The issue of waste management has been ongoing for decades in the occupied West Bank. on 2017, some 83 million cubic metres of wastewater flowed throughout the occupied West Bank, of which approximately 19 million cubic meters originated from Israeli settlements built on Palestinian territory in violation of international law, according to the Knesset Research Institute.
Alon Cohen-Lifshitz, a researcher for the Israeli NGO Bimkom, tells Al Jazeera that many Israeli settlements do not have proper waste treatment facilities. About 12 percent of settlement sewage remains untreated and travels down into streams near Palestinian communities.
“This is caused by the fact that Israel declared uncultivated land in the West Bank, which is usually on the hilltops, as ‘state land,'” during the Israeli military takeover of the territory in 1967, Lifshitz explained. “Taking over the hilltops also made it so Israel could easily control the area.”
Palestinian communities are severely affected by settler-produced waste owing to many of their villages having been forced to move to lower agricultural lands after Israel’s occupation of the Palestinian territory. Therefore, “the sewage issue is a side effect of Israel’s matrix of control in the West Bank,” Lifshitz added.
In the case of Salfit, treatment plants in Ariel – one of Israel’s largest settlements in the West Bank with a population close to 19,000 – Ariel West, and the Barkan settlements routinely break down or overflow, causing raw sewage to flood into the al-Matwa valley and spring, exacerbating already existing waste issues in Palestinian communities.

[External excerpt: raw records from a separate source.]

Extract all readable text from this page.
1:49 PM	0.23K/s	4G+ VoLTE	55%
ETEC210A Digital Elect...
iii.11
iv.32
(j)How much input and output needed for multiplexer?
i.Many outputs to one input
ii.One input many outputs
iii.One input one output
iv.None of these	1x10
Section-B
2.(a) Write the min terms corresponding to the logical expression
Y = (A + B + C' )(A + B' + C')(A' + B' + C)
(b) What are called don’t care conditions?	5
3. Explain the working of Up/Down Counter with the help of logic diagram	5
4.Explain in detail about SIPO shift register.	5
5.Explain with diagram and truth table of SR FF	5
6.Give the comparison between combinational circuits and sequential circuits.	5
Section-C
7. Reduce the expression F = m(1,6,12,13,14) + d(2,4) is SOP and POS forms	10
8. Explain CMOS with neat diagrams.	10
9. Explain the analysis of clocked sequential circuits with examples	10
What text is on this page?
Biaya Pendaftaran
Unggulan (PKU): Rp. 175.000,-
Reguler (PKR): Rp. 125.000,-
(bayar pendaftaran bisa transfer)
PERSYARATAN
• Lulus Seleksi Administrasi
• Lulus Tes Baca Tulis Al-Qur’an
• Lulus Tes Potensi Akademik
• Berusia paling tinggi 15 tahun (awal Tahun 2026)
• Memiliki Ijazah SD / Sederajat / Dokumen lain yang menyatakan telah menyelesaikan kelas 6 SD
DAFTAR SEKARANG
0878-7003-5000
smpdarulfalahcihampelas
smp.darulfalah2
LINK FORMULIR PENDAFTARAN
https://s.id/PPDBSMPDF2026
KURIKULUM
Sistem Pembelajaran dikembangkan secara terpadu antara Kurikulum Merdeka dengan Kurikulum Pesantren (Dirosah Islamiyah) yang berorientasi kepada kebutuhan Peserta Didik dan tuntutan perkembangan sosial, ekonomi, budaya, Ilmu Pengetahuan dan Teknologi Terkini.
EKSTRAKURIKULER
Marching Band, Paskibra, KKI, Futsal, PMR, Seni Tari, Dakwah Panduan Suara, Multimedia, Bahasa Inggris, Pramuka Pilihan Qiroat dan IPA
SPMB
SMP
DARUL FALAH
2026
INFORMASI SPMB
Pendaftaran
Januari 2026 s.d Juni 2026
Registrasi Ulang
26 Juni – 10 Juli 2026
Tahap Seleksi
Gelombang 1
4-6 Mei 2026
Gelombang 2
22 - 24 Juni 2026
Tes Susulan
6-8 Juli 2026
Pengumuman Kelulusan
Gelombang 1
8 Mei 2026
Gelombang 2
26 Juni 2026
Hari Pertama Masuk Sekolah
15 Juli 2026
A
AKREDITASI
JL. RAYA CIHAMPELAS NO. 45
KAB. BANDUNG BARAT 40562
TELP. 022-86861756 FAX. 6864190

The Salfit local council has been forced to build four-metre high walls along the al-Matwa spring to protect the city’s central water-pumping station from being flooded by the wastewater, according to a report by B’Tselem.
Up until a few years ago, local Palestinian waste from Salfit city had also contributed to the pollution in the spring. However, the Salfit municipality has since constructed an underground sewage system to transport local waste from the area, releasing it further down the valley.
Palestinians in Salfit have been attempting to establish a waste treatment facility for years; but, like scores of other Palestinian communities, they have been prevented from doing so by Israeli restrictions on Palestinian development in the majority of the West Bank.
B’Tselem’s report noted that the pollution had caused the local extinction of several species that had once inhabited the area, including deer, rabbits, and foxes. Boars are now the only animals left alive there, according to the group.